Quel effet ça fait, de marcher sur une poutre, et de soudain déraper ? De se retrouver la tête dans le vide, puis les mains sur le sol, écorchées. Les yeux qui brûlent, les genoux qui font mal. Quel effet ça fait de plus arriver à rester en équilibre ? De jeter un coup d'oeil en bas, et de soudain attraper le vertige. Quel effet ça fait d'avoir les jambes qui tremblent et les bras qui se font lourds alors que juste avant, on pouvait danser et sautiller sans même vaciller ?

Pourquoi y'a toujours un truc pour gâcher les bonnes journées ? Pourquoi y'a les mots que je comprends pas, en vrai, dans les mails et au téléphone, aussi ? Pourquoi j'ai l'impression que tout m'échappe en ce moment, que je suis trop ailleurs pour comprendre quoi que ce soit ?

J'ai décidé. J'arrête la poutre, et je me mets au sol. C'est plus facile, et on tombe de moins haut.

C'est pas grave, si je marche dans la rue au rythme de Bénabar ? Pas grave si je chante Aldebert pendant l'intercours de philo ? Pas grave si je regarde le gamin du métro qui dit : "Alooooors Noël c'est dans cent cinquante-huit jours, après y'a la chandeleur, et Pâques c'est en février, et le quatorze juillet, en mai, et mon anniversaire c'est bientôt, c'est en octobre !" et que j'explose de rire ?

Pas grave si j'écris des lettres à des inconnus et que je les laisse partout dans Lyon ? Pas grave si je pressens que le sujet de mon bac d'histoire euro va tomber sur la NAFTA et du coup je révise que ça ? Pas grave si je mélange les mots en chinois, et qu'au lieu de dire "Quand il retrouve son ami, il est très content", je dis "Il a mangé une pastèque en riant", juste parce que j'ai pas mis les bons tons ?

Pas grave si :
"Oh 'mélie, pourquoi tu te lâches pas les cheveux plus souvent ?
- Parce que ils s'accrochent de partout.
- Bah, s'ils s'accrochent autant que toi, tu t'accroches à la vie, t'inquiète pas, t'auras pas trop de mal à les démêler."

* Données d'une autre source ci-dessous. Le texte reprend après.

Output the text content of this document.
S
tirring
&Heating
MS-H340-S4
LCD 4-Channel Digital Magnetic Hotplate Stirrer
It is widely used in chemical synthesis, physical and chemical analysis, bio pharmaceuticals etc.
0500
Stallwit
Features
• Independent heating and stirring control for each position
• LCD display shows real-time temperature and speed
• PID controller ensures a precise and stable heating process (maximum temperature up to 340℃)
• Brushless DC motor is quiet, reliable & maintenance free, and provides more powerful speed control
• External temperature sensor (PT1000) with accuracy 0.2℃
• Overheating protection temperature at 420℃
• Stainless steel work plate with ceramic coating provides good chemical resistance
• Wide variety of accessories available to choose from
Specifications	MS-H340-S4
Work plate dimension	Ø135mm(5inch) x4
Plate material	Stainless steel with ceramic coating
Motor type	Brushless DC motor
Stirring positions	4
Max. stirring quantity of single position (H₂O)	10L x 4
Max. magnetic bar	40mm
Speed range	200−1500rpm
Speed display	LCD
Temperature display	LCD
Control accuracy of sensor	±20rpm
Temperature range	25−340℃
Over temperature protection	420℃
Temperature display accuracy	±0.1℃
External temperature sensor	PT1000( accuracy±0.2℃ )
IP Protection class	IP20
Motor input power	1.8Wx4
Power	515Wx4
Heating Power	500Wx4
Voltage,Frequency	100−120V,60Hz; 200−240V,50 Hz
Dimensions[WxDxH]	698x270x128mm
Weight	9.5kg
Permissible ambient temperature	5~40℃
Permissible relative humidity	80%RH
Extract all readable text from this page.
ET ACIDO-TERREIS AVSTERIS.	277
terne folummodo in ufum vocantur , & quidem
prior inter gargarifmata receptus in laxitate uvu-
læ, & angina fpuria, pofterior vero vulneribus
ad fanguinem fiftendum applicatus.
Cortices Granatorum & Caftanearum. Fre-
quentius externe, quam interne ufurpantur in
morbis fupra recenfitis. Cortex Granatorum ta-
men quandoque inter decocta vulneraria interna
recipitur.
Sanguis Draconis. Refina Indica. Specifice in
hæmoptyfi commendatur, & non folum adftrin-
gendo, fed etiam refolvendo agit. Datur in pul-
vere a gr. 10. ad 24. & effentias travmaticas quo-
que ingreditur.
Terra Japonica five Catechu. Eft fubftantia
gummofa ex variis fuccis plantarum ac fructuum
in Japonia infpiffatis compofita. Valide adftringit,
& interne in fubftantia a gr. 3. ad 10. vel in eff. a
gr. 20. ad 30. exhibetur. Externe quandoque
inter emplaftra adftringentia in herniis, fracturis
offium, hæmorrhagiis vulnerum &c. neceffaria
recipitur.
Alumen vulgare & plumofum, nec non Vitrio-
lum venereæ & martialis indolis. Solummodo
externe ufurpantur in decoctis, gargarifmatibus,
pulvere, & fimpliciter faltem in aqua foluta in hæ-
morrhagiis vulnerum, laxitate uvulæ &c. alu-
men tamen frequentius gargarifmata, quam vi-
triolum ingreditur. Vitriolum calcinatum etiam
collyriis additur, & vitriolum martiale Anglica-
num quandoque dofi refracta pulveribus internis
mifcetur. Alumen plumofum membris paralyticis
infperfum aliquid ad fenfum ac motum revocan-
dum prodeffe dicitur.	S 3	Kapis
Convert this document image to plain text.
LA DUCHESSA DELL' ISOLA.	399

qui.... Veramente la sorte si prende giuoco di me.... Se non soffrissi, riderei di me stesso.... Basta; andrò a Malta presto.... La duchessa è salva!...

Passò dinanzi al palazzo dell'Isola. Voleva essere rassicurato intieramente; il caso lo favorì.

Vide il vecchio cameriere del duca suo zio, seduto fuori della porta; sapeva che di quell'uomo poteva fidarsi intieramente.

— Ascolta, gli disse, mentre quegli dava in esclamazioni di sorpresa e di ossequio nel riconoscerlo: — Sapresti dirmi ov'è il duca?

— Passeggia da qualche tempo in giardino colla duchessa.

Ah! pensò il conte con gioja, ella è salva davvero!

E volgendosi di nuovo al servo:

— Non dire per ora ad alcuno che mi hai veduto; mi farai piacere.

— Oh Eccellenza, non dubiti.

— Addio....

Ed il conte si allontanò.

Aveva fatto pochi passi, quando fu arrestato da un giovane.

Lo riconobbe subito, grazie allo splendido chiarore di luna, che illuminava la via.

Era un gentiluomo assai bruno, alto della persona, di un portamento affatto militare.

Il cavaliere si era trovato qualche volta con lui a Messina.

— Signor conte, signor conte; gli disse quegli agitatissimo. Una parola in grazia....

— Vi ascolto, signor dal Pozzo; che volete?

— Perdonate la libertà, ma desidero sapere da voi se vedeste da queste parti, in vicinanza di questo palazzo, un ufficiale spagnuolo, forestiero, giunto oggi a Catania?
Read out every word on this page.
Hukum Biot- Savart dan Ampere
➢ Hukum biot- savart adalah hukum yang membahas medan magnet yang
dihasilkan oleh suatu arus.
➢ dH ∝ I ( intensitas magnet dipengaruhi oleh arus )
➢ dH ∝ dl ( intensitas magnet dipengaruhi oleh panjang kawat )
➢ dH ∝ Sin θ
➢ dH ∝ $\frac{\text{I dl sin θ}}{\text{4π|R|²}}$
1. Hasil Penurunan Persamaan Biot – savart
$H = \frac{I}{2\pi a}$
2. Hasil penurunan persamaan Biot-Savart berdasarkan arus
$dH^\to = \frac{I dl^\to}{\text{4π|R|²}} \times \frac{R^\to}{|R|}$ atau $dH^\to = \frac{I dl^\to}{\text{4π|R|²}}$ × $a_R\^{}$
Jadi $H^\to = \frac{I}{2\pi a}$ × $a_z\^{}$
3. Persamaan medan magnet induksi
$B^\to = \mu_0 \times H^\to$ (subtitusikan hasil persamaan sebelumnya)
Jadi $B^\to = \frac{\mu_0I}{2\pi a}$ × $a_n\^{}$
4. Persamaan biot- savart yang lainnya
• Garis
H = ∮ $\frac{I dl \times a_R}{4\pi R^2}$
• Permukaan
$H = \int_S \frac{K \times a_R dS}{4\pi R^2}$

C'est pas grave si je reçois des messages avec cinq fois "merci" à l'intérieur ? Pas grave si je crie dans la station de métro "dis pas ça, nos rêves si on veut vraiment les réaliser, on les réalisera, un point c'est tout." ? Pas grave si je lui dis que je peux l'aider, si elle veut, encore plus qu'avant, si elle n'y arrive pas toute seule, si elle a besoin, que moi j'veux bien, et que quand elle dit "mais t'as pas l'temps !", je réponds "il suffit d'apprendre à ne pas dormir." ?

Pas grave si au lieu de prendre le cours d'histoire, je pense aux cadeaux que j'ai envie de faire pour Noël ? Pas grave si je me dis qu'il faudrait que je lui envoie un texto, là, tout de suite, maintenant, c'est urgent, sauf que j'ai pas son numéro, et que j'ose pas trop le lui demander ? Pas grave si à la réunion, on était 8, au lieu de 22, mais c'était drôlement bien quand même ? Pas grave si Lyon-Avignon en train, ça fait 51.90€ ? Pas grave si je me rends compte que j'aime bien, faire le clown, en étude, pendant que les autres essaient de travailler ?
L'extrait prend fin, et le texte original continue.